良かった。どの作品もやさしくて素敵な作品ばかりでした。
「スポンジ」早紀と飯岡が作家で早紀が編集者として担当していた高崎を捜しに行く話です。早紀が結婚して子供が出来て2人とは離れてしまっていたけど、3人が集まって一つの作品を作り上げる雰囲気が好きでした。最後も諸々良かった。
「鬼っ子」紗季の伯母が亡くなったと知り紗季は伯母が最期に住んでいた宮崎の一軒家に向かう。そこにはたくさんの鬼っ子たちが。そして紗季へあてられた手紙に、近所に住む黒木さんがいました。親兄弟から離れてたった一人で生きてきた伯母さん。世間知らずで人に迷惑をかけるような人ではなくて、たくさんの人に支えられ支えてきた人なんだと思ったら何だか私まで温かい気持ちになりました。

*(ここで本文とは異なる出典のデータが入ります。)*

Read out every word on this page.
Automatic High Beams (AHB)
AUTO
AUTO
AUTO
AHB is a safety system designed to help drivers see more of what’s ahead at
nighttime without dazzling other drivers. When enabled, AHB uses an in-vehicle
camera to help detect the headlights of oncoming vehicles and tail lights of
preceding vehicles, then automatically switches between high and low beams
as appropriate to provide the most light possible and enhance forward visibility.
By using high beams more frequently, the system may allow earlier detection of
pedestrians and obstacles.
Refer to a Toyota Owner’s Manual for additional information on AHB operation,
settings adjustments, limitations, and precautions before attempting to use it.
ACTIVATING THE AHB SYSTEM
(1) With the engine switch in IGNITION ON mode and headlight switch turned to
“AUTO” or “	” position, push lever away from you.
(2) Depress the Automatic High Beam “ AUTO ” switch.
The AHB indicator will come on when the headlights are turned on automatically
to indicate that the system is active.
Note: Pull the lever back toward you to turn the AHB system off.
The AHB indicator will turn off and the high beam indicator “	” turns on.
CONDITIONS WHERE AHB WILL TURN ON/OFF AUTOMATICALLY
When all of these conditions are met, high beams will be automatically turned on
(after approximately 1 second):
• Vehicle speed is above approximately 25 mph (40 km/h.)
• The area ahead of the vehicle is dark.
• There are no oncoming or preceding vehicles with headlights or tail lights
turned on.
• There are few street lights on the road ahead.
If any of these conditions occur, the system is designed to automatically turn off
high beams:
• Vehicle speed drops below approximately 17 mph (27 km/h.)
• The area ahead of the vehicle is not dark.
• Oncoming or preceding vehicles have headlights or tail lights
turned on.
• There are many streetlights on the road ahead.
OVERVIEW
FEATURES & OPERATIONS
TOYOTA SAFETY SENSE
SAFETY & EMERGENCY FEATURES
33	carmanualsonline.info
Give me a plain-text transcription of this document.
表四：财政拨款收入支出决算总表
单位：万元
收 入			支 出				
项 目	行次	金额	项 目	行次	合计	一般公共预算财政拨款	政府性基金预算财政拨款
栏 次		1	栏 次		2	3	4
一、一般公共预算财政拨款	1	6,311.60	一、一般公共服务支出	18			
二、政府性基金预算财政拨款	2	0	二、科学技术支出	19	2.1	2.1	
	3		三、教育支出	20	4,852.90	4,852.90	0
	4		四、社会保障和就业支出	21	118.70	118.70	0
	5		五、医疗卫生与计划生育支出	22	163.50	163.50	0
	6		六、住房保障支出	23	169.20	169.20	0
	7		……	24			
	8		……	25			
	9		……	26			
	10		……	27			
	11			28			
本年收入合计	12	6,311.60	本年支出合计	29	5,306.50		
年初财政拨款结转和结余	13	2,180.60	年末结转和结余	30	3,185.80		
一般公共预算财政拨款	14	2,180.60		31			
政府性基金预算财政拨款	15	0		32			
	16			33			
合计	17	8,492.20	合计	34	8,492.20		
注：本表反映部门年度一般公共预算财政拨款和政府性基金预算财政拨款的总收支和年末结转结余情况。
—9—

「癒しの豆スープ」祖父母が亡くなったことで毎週土日の午前中に近所に無料でふるまっていた豆スープがなくなった。そこで離婚した咲の父母が復活させようと奮闘します。1度離れてしまった夫婦が離れてから再び話をし、共同作業をしていくことでいろんなことを振り返ります。離れて分かることもたくさんあるんだろうなーなんて読んでいて思いました。それは咲が大人になったからというのもあるんだろうけど。咲が父親の新しい奥さんに逢いに行ったところが好きでした。
「天使」保育所に勤める沙季は近くに出来たビストロに通うようになり、そこに勤める鈴木さんと付き合うようになります。いきなり元奥さんに罵倒されるところから始まるので、不倫なのかと思ったらそういうわけでもなく。読んでみたら奥さんが別れたことを後悔して僻んでるのかな?なんて思ったのだけど。鈴木さんの天使論はびっくりしたけど、でも沙季が人間だと分かっても変わらず愛している姿が好きでした。
「さきちゃんたちの夜」双子の兄を失った崎とその兄の娘のさき。2人の一晩だけのおとまりがかわいかったです。私もきっといつか一人が楽で自分の生活領域に人が入ってこないでほしいって思うような気がするのだけど(あくまで予想)そう思ったときこそめんどうくさいと思うことが心地よく感じたりするのかなぁなんて思ったりしました。
ほしよりこさんの装画も素敵です。